We found a letter dated May 1946 that must have been a reply to my great-aunt's request whether there was any information about her (ex-)husband. From the use of first names throughout the person writing the letter must have been either a close friend or family. Du bist ja informiert wie es den deportierten Leuten ergangen ist, so dass leider keine Aussicht besteht, dass Emil zurückkommt. (...) Meine Frau hat 4 Schwestern und einen Bruder durch Deportierung verloren. sowie deren Männer, Frau, Kinder und Kindeskinder, insgesamt 54 Personen.
Did she see pictures from Auschwitz and wonder? Forty more years with this knowledge, the might have beens, most likely not even being able to talk it to the closest family.
I never knew about my great-aunt's life partner until now; maybe they could at least talk to each other about the people they lost.

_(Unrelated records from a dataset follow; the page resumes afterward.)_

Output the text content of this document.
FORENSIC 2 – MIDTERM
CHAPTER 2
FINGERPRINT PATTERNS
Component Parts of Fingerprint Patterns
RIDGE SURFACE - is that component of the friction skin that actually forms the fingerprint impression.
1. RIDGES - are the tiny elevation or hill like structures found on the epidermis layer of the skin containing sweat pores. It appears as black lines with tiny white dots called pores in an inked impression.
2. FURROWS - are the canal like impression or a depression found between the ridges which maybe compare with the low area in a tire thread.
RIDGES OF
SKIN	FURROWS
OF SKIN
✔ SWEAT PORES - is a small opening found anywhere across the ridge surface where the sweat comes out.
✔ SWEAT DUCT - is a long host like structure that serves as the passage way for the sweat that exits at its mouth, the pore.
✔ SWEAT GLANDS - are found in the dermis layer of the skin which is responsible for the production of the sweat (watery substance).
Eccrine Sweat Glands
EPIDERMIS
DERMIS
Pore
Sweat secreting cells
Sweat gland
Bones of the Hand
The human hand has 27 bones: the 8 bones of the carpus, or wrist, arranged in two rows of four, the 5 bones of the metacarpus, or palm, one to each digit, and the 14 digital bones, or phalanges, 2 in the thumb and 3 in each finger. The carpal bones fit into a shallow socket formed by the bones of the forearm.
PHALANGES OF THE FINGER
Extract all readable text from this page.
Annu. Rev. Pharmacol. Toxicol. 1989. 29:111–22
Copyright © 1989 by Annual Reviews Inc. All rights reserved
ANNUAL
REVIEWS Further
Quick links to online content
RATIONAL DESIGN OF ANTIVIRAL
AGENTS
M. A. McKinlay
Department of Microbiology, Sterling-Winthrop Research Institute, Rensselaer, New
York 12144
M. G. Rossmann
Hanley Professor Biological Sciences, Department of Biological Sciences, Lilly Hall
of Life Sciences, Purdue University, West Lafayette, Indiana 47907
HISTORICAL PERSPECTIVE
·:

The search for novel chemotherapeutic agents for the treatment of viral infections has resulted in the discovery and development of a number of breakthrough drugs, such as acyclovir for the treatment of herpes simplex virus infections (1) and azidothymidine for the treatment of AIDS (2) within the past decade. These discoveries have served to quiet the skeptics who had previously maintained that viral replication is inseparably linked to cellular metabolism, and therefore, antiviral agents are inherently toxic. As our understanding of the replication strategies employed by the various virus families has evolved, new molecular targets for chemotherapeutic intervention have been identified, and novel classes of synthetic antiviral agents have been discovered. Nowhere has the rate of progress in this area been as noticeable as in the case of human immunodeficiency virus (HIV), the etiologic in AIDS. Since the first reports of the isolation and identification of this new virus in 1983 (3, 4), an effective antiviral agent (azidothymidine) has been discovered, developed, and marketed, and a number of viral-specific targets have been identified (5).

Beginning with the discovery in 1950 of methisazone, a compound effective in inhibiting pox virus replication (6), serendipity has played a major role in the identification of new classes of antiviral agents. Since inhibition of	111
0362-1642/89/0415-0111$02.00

My great-aunt, who did talk about this, dying, in the hospital. Blaming herself, with a nurse as an audience. I was fourteen. I wasn't there; it wouldn't have made the least difference if I had been. Times like this, I would really like to believe that she's still around somewhere and I'm doing this for her, but i can't...
no subject
Date: 2005-05-12 01:15 am (UTC)no subject
Date: 2005-05-12 05:55 pm (UTC)What surprised me most, and maybe shocked me a little, is to what an extent I had been part of that silence, without thinking much about it, merely on the default assumption that -- what did I expect, I wonder? How could I assume my family would have gone through that time more or less untouched?
It makes things much more personal; but it also feels right somehow, bringing these things out in the open. And if not now, it might be too late soon: Everyone directly involved is already dead.